Supplemental Figure 4. Model Schematic. A. Example neuron training data and model fits. For all plots, directional tuning data is shown from a randomly-selected half of the track data used for training (blue rose plots). Von Mises mixture model fits of each order used (0-8) are overlaid (red ellispses). B. Directional tuning plots from the remaining half of data were used for cross-validation. Sum-squared-error (SSE) between the cross-validation data and each order model (red, same models as in A) is printed above each figure along with its SSE Ratio, the remaining error normalized by the amount of SSE of the naïve circular model (order 0). For a model to be considered a ‘best fit’, the SSE Ratio must be below 0.5 (<50% error of naïve circular model). Among model orders with SSE Ratios below 0.5, the difference between the model and preceding order model must be greater than 0.2 (20% improvement; difference value printed above plots, see also supplemental figure 5). For this neuron, the criteria lead to selection of the 2nd-order model (red box). C. To be considered as strongly axis-tuned, two more criteria must be met. First, the ratio of mean actual data firing rate at model maxima to mean actual data firing rate at model minima must exceed 2. Mean peak (maxima) values for this neuron (green lines) were 8.2X mean minima values (black lines). Finally, the spatial independence of each model’s maxima must both exceed 50%. For all track locations associated with movement in either of the two preferred directions, the neuron was considered ‘active’ if its mean rate at that position and orientation was at least 50% of the overall mean rate for that direction. In the case of this neuron, most of the points in the light green orientation lie along the light green arrows on the right panel (see also figure 1B – right panel) and the points in the dark green orientation lie along the dark green arrows. Neurons were considered spatially independent if the majority of associated locations met this criterion. For this sample neuron, the larger, light green peak had 88% spatial independence and the smaller, dark green peak had 58% spatial independence. Because it met all three criteria, this neuron is in the axis-tuned subpopulation.

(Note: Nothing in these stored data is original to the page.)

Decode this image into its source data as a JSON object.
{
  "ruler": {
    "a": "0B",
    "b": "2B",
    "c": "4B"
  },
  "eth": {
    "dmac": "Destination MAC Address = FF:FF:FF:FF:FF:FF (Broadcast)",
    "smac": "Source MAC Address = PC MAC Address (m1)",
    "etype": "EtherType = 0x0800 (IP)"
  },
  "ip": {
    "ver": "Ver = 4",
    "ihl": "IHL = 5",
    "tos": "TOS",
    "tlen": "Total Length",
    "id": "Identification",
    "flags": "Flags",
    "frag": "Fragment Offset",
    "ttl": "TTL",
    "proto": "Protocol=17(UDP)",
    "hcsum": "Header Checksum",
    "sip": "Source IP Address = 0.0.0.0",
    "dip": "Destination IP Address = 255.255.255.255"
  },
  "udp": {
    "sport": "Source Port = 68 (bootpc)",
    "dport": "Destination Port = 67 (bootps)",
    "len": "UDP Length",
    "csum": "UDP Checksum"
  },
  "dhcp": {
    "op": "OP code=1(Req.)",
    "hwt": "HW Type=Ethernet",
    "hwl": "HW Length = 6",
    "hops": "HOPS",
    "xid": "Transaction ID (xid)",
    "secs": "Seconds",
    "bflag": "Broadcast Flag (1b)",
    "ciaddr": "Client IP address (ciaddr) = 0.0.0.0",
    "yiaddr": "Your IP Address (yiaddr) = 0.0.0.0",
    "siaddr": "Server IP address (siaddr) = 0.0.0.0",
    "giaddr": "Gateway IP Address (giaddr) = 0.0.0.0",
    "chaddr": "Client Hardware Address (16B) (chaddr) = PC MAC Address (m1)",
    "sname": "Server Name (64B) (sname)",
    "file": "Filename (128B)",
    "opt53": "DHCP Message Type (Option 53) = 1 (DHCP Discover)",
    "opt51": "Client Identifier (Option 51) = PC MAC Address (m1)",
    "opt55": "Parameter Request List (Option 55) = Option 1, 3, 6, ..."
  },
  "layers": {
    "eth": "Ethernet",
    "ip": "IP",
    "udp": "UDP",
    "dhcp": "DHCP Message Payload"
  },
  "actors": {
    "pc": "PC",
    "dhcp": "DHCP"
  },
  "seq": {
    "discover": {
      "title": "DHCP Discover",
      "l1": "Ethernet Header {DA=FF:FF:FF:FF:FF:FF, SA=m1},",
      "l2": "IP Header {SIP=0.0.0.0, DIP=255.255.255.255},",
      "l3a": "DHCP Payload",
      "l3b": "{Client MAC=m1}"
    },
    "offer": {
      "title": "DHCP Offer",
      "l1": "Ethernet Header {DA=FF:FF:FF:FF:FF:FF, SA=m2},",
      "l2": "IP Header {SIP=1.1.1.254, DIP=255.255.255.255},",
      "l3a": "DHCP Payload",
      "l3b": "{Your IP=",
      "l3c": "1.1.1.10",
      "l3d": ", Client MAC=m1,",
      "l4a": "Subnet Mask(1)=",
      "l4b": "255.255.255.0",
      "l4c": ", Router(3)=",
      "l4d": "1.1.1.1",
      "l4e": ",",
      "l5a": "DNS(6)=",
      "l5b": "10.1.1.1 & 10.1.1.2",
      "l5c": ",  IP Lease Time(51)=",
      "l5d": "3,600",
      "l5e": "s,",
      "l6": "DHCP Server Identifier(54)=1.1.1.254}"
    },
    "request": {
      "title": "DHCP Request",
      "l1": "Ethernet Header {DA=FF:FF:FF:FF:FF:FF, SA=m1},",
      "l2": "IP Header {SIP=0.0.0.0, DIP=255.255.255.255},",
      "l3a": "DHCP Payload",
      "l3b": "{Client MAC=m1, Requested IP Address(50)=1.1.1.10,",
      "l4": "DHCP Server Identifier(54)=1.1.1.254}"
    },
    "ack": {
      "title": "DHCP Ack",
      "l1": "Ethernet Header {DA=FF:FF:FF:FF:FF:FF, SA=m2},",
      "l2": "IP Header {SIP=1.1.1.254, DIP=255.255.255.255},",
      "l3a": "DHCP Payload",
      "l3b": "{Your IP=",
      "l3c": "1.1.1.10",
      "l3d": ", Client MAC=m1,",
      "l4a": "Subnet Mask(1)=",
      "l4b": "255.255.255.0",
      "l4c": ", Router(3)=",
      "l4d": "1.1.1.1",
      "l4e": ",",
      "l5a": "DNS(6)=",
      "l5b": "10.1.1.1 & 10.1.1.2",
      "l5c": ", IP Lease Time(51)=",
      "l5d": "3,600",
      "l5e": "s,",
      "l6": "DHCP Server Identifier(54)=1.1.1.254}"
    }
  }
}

Supplemental Figure 5. Model Parameter Flexibility. To select the best order for the Von Mises mixture model for each neuron, we trade off model complexity with fit improvement by selecting the most complicated model that yields 20% improvement in sum squared error over the preceding order model. The criterion is arbitrary but qualitatively consistent across a wide range of values. Here we plot the number of neurons in the population categorized into each order type based on a range of criterion values. Criterion values ranged from 2.5-40% by increments of 2.5% (blue lines, dark colors – light colors = low to high criterion values). We selected the 20% value for our criteria (red lines). Track model fitting data is given in the left panel. From 10-22.5%, more neurons are classified as 2nd-order than any other order. This demonstrates that this is a property of the population and not the model parameters, especially when compared to platform data (right panel), where no model parameter results in a population bias to 2nd-order (bimodal) mixture models.
Supplemental Figure 6. For each neuron meeting criteria for strong axis-tuned firing during the track running session, the positional firing map for the same neuron is shown for the arena foraging session. Peak (arena max) firing rates are given above each.